Typically, when banks assess mortgage applications, they require applicants to provide proof of income and evaluate repayment ability based on the debt-to-income ratio. However, aside from income, banks may also approve loans based on an applicant’s net asset value.
An asset-based mortgage, simply put, allows applicants to use their assets as collateral to apply for a loan. This type of mortgage is ideal for individuals who own unencumbered properties (properties without debt) or have substantial assets but lack steady income proof, such as retirees or freelancers.
What is an unencumbered property? This refers to a property with no outstanding mortgage or debt obligations. For instance, if a property has been fully paid off and the title deed is reclaimed, or if the property was purchased outright without a mortgage, it qualifies as collateral for an asset-based mortgage.
According to the Hong Kong Monetary Authority (HKMA), the maximum loan-to-value (LTV) ratio for asset-based mortgages is 70%. In other words, the applicant’s net assets must equal or exceed the value of the property in order to qualify for the maximum 70% mortgage. Net assets are calculated as total assets minus total liabilities.
Eligible assets fall into three main categories: liquid assets, fixed assets, and other assets. Liquid assets include cash and bank deposits, stocks, and savings-type insurance policies. Meanwhile, fixed assets refer to properties, vehicles, and gold.
Other assets include bonds, rental income, or other investments with regular returns.

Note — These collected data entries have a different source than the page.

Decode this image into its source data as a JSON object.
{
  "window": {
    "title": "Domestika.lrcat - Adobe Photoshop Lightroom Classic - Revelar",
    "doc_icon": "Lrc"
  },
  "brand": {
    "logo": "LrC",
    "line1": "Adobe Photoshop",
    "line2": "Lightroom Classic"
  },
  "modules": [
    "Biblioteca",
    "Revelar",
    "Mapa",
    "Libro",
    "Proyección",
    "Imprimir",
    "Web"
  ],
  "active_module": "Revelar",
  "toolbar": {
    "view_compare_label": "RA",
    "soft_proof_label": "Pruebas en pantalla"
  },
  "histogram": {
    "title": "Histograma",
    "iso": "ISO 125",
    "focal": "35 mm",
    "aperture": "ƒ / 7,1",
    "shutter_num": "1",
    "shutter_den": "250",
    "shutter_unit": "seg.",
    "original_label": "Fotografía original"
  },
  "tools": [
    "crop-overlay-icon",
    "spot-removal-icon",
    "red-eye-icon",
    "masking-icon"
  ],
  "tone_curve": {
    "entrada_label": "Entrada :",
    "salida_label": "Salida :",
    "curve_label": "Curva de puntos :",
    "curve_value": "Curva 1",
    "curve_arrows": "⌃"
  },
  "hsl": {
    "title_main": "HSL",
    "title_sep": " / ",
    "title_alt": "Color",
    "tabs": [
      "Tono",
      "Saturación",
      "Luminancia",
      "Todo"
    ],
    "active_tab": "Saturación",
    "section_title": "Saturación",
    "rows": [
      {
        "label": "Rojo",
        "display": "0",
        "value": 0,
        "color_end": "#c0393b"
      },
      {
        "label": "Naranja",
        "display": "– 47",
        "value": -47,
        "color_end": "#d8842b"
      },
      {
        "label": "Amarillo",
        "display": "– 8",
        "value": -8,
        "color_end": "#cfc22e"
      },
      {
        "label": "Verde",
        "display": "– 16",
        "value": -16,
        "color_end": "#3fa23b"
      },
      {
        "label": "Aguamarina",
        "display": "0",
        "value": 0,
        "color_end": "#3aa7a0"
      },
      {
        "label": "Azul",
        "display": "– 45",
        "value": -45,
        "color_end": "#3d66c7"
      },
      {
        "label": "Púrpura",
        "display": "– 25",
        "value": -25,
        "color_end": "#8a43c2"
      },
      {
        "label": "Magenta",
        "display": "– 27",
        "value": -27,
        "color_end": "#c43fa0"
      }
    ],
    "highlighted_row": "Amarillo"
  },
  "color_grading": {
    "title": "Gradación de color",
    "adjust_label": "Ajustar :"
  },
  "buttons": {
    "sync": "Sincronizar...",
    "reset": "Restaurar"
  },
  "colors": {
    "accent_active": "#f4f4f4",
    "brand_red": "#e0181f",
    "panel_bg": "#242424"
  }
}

By leveraging assets instead of income, this type of mortgage provides greater flexibility for individuals with significant wealth but irregular earnings.
Banks have varying methods for calculating net assets. For properties located in Hong Kong, banks generally consider 50% of the property’s current market value. If the property has an existing mortgage, the outstanding loan amount will be deducted from this value. Properties located outside Hong Kong, however, are typically excluded from the calculation. Cash and fixed deposits are usually valued at 100% of their market value.
When it comes to stocks, some banks calculate based on the full market value, while others apply a discount. Blue-chip stocks are usually calculated at 50% to 70% of their market value, whereas small-cap or more volatile stocks may face even higher discount rates.
One major advantage of asset-based mortgages is the simplicity of the application process, as fewer documents are required. For property owners with no outstanding debts and a clear title, the application typically only requires an ID card, proof of address, and bank statements. Since no income assessment is necessary, approval is often quicker compared to traditional mortgage applications.
The main limitation is that asset-based mortgages only allow up to 70% loan-to-value (LTV), whereas income-based mortgage plans can offer up to 90% LTV. This significant difference in borrowing limits makes asset-based mortgages less accessible for buyers with limited funds for a down payment, as the entry threshold is higher.
Since each bank has its own criteria for calculating assets, the final loan amount approved can vary significantly. Those interested in applying for an asset-based mortgage are advised to consult multiple banks to compare their calculation methods and understand the terms before proceeding.